[PATCH 24/25] Thundering horde elimination
Martin Blix Grydeland
martin at varnish-software.com
Sun Jan 22 18:53:30 CET 2012
Deal with thundering horde problem by limiting the number of clients
allowed to wait for additional data on the stream to
stream_tokens. Only threads that acquire a token will be allowed to
wait on the condvar. Others will have to go on a queue. Tokens are
passed to queued clients when a token holding thread has sent some
data to the client.
The maximum wait time to get a token is controlled through the
stream_token_timeout run-time parameter. This to prevent a token
holding client that suddenly blocks from starving another client
waiting for a token.
---
bin/varnishd/cache/cache.h | 5 ++
bin/varnishd/cache/cache_busyobj.c | 96 +++++++++++++++++++++++++++++++++++-
bin/varnishd/cache/cache_center.c | 4 ++
bin/varnishd/cache/cache_vrt_var.c | 20 ++++++++
bin/varnishd/common/params.h | 2 +
bin/varnishd/mgt/mgt_param.c | 12 +++++
include/tbl/vsc_f_main.h | 3 +
lib/libvcl/generate.py | 6 ++
8 files changed, 146 insertions(+), 2 deletions(-)

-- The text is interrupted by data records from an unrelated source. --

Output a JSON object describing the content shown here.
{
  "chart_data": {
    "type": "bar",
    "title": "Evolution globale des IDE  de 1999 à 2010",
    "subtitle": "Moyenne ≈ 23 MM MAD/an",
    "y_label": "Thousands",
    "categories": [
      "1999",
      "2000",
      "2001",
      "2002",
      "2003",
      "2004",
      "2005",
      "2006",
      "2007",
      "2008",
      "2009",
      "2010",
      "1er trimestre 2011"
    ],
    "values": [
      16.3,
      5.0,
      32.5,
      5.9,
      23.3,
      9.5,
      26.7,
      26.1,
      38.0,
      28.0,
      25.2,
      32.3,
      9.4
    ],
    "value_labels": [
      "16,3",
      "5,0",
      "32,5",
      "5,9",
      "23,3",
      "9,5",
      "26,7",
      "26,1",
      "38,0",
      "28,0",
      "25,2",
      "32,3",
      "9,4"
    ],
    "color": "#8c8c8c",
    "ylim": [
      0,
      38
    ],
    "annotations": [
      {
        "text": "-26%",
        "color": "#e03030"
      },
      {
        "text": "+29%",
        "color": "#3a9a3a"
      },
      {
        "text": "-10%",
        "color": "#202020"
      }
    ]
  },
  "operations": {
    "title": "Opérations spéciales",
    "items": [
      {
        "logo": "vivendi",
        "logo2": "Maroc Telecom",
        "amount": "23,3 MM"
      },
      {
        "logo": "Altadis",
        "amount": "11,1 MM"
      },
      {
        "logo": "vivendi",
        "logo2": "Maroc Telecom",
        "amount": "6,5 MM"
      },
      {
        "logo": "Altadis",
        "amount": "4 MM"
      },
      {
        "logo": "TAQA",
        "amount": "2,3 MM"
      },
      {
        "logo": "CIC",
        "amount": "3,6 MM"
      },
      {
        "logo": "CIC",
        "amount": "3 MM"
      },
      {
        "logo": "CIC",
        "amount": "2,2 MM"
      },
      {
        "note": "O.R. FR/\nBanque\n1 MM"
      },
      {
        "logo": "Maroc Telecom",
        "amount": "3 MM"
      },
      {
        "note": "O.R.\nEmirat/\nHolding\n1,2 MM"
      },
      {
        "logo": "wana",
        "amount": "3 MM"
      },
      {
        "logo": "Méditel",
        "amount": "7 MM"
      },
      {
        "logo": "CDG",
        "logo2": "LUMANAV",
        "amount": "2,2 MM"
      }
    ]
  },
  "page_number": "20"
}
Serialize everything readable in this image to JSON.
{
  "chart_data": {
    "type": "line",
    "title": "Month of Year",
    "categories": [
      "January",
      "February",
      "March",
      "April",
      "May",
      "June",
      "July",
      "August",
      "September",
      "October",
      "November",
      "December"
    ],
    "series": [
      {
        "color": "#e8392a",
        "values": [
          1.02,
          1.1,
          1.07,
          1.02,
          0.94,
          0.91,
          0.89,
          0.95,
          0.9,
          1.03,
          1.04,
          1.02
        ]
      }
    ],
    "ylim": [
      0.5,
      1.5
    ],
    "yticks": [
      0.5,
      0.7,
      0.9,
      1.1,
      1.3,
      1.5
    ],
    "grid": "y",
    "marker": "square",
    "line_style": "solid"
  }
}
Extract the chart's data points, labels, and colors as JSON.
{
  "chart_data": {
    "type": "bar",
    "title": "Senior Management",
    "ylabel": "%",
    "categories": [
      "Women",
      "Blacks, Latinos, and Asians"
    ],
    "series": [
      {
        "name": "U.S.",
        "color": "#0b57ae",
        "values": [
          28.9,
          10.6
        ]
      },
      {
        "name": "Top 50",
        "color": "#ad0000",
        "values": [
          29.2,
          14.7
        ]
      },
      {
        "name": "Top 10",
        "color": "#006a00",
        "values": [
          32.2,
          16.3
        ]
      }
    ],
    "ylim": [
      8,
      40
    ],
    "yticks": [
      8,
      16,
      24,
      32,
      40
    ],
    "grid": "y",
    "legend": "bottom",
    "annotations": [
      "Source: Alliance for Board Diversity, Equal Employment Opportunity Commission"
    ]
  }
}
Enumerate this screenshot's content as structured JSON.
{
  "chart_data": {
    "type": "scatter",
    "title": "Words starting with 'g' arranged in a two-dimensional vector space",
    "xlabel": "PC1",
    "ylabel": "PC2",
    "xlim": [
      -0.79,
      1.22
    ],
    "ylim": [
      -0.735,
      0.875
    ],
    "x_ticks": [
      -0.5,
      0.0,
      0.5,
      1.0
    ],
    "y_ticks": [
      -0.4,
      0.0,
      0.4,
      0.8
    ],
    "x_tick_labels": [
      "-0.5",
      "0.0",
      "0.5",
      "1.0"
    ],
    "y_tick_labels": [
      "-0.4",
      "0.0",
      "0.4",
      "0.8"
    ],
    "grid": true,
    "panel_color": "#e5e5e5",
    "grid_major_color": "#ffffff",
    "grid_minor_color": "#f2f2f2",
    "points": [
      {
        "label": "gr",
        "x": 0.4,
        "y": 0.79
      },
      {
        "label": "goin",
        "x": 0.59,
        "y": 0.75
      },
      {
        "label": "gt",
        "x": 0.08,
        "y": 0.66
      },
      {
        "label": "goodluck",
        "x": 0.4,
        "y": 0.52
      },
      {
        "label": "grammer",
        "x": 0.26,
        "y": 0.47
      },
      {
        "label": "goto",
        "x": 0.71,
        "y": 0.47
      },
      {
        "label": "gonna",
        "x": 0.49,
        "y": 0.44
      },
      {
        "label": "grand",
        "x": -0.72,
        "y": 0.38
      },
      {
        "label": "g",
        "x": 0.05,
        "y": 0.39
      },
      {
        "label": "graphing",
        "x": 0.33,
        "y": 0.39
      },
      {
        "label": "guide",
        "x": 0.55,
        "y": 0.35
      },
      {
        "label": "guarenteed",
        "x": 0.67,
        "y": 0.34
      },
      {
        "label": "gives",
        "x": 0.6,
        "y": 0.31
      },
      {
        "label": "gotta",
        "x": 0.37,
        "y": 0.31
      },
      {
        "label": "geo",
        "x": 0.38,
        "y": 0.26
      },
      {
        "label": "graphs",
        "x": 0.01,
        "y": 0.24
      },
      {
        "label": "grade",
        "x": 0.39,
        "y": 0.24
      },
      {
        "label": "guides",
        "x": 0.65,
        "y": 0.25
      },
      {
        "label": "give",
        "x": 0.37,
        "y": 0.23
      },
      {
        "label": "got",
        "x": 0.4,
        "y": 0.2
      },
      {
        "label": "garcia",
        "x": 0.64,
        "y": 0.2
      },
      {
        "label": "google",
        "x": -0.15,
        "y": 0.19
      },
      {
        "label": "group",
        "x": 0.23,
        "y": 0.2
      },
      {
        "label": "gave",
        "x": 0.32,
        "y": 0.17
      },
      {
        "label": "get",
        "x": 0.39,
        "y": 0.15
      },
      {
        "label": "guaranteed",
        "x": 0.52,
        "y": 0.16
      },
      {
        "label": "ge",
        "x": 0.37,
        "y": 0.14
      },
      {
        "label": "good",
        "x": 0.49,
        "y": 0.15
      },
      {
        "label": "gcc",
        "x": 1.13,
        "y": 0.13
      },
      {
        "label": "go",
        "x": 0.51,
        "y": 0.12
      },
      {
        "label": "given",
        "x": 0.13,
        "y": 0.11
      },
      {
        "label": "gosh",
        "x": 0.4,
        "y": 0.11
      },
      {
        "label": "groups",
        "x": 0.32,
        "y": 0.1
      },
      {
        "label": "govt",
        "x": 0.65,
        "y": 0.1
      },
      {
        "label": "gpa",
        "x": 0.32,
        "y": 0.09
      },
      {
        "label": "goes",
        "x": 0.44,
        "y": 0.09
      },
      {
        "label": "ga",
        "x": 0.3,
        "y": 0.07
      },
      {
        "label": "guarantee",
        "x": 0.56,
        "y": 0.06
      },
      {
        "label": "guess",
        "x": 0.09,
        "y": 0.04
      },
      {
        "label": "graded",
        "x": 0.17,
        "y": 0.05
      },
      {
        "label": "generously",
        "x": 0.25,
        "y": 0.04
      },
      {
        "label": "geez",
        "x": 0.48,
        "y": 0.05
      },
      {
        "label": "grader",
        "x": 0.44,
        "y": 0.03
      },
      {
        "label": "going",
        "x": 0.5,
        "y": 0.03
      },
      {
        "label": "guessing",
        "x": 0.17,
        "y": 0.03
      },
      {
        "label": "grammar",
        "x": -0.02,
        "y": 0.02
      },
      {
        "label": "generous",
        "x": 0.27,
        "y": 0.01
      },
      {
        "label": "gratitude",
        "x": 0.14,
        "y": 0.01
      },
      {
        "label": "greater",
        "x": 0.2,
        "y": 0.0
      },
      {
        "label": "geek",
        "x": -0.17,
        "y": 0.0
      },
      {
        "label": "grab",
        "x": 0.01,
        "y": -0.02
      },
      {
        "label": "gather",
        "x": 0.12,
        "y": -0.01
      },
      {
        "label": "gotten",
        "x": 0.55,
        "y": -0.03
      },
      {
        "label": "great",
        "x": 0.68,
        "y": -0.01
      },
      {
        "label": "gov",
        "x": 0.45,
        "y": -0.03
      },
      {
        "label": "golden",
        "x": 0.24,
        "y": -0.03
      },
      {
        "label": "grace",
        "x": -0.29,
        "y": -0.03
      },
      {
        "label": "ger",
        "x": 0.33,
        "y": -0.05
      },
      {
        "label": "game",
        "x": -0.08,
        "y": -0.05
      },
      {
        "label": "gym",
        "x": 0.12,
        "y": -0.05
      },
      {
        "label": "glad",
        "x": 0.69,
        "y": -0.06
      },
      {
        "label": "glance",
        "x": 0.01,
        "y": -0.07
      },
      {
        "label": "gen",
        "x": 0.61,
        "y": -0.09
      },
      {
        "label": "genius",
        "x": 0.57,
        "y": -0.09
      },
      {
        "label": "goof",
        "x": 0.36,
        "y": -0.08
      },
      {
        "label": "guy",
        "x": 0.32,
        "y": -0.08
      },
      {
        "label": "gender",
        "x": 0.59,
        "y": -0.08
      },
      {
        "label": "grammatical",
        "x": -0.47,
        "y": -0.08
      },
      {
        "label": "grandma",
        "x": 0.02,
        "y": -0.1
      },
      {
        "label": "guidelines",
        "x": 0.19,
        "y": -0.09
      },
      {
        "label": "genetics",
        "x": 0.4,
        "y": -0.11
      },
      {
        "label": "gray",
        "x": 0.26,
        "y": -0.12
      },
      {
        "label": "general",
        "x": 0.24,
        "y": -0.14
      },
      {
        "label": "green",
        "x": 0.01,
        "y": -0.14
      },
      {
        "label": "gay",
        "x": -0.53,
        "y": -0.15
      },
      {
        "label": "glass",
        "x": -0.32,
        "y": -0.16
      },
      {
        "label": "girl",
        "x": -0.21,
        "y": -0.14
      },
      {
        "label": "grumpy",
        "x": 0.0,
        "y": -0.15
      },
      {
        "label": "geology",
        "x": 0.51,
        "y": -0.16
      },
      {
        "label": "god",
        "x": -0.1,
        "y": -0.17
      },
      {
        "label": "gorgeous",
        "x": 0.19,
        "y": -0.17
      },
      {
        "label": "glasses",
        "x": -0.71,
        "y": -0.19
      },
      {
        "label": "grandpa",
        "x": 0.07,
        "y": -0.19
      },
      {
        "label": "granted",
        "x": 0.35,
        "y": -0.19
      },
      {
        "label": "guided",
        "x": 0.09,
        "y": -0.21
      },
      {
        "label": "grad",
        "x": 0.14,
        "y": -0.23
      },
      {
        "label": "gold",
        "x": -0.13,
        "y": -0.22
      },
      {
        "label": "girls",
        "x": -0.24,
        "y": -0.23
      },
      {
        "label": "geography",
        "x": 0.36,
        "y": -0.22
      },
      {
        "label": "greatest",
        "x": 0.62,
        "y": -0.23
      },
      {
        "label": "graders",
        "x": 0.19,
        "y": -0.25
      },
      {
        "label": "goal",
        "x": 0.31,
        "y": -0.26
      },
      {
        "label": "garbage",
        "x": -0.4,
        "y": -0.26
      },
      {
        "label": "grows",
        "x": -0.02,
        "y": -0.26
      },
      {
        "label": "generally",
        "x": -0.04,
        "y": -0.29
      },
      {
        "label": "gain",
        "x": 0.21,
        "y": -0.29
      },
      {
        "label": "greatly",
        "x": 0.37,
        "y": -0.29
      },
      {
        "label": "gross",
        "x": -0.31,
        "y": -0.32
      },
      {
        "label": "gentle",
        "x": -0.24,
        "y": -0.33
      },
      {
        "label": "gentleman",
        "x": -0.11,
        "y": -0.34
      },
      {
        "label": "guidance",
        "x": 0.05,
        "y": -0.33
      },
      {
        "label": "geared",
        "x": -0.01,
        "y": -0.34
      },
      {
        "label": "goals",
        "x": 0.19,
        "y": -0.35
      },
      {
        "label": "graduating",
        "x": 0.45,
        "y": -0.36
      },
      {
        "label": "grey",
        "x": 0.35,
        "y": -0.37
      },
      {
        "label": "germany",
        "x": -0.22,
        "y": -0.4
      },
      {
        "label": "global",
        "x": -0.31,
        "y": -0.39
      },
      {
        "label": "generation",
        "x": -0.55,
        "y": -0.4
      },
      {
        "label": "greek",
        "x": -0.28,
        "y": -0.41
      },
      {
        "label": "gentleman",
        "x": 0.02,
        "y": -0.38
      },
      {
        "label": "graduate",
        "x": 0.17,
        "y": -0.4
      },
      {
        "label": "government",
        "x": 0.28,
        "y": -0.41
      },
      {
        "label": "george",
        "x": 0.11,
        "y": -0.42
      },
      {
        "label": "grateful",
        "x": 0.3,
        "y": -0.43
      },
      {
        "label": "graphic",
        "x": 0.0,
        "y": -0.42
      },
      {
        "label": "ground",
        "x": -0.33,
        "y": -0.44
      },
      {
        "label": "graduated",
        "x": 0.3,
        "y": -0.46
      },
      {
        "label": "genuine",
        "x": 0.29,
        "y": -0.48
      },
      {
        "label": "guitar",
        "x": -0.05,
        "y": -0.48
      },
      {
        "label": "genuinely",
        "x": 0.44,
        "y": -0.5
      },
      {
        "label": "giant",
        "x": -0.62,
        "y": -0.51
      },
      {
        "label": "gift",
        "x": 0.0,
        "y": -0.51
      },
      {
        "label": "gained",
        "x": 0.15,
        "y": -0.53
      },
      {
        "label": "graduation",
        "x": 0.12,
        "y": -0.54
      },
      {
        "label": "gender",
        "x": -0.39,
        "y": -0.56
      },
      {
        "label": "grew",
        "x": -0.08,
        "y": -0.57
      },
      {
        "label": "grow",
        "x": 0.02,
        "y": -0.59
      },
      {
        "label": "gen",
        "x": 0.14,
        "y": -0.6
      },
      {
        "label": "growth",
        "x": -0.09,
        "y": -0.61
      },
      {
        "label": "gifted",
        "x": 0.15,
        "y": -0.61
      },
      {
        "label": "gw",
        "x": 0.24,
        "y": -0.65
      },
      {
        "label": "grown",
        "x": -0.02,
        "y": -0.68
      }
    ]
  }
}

diff --git a/bin/varnishd/cache/cache.h b/bin/varnishd/cache/cache.h
index a64a0ae..b02bea6 100644
--- a/bin/varnishd/cache/cache.h
+++ b/bin/varnishd/cache/cache.h
@@ -278,6 +278,9 @@ struct stream_ctx {
/* Backend fetch has finished */
unsigned stream_stopped;
+
+ /* Are we currently holding a token from the busyobj */
+ unsigned has_token;
};
/*--------------------------------------------------------------------*/
@@ -545,6 +548,7 @@ struct busyobj {
volatile struct storage *stream_frontchunk;
unsigned stream_stopped;
ssize_t stream_pass_bufsize;
+ unsigned stream_tokens;
};
/* Object structure --------------------------------------------------*/
@@ -759,6 +763,7 @@ void VBO_StreamStopped(struct busyobj *busyobj);
void VBO_StreamWait(struct busyobj *busyobj);
void VBO_StreamData(struct busyobj *busyobj);
void VBO_StreamSync(struct worker *wrk);
+void VBO_ReleaseToken(struct worker *wrk, struct busyobj *busyobj);
/* cache_center.c [CNT] */
void CNT_Session(struct sess *sp);
diff --git a/bin/varnishd/cache/cache_busyobj.c b/bin/varnishd/cache/cache_busyobj.c
index 8b97d4a..2b6ebc0 100644
--- a/bin/varnishd/cache/cache_busyobj.c
+++ b/bin/varnishd/cache/cache_busyobj.c
@@ -43,6 +43,7 @@ struct vbo {
#define VBO_MAGIC 0xde3d8223
struct lock mtx;
pthread_cond_t cond;
+ VTAILQ_HEAD(, worker) token_wait_queue;
unsigned refcount;
uint16_t nhttp;
struct busyobj bo;
@@ -51,6 +52,9 @@ struct vbo {
static struct lock vbo_mtx;
static struct vbo *nvbo;
+static void vbo_acquire_token(struct worker *wrk, struct busyobj *busyobj);
+static void vbo_release_token(struct worker *wrk, struct busyobj *busyobj);
+
void
VBO_Init(void)
{
@@ -82,6 +86,7 @@ vbo_New(void)
vbo->nhttp = nhttp;
Lck_New(&vbo->mtx, lck_busyobj);
AZ(pthread_cond_init(&vbo->cond, NULL));
+ VTAILQ_INIT(&vbo->token_wait_queue);
return (vbo);
}
@@ -145,6 +150,7 @@ VBO_GetBusyObj(struct worker *wrk)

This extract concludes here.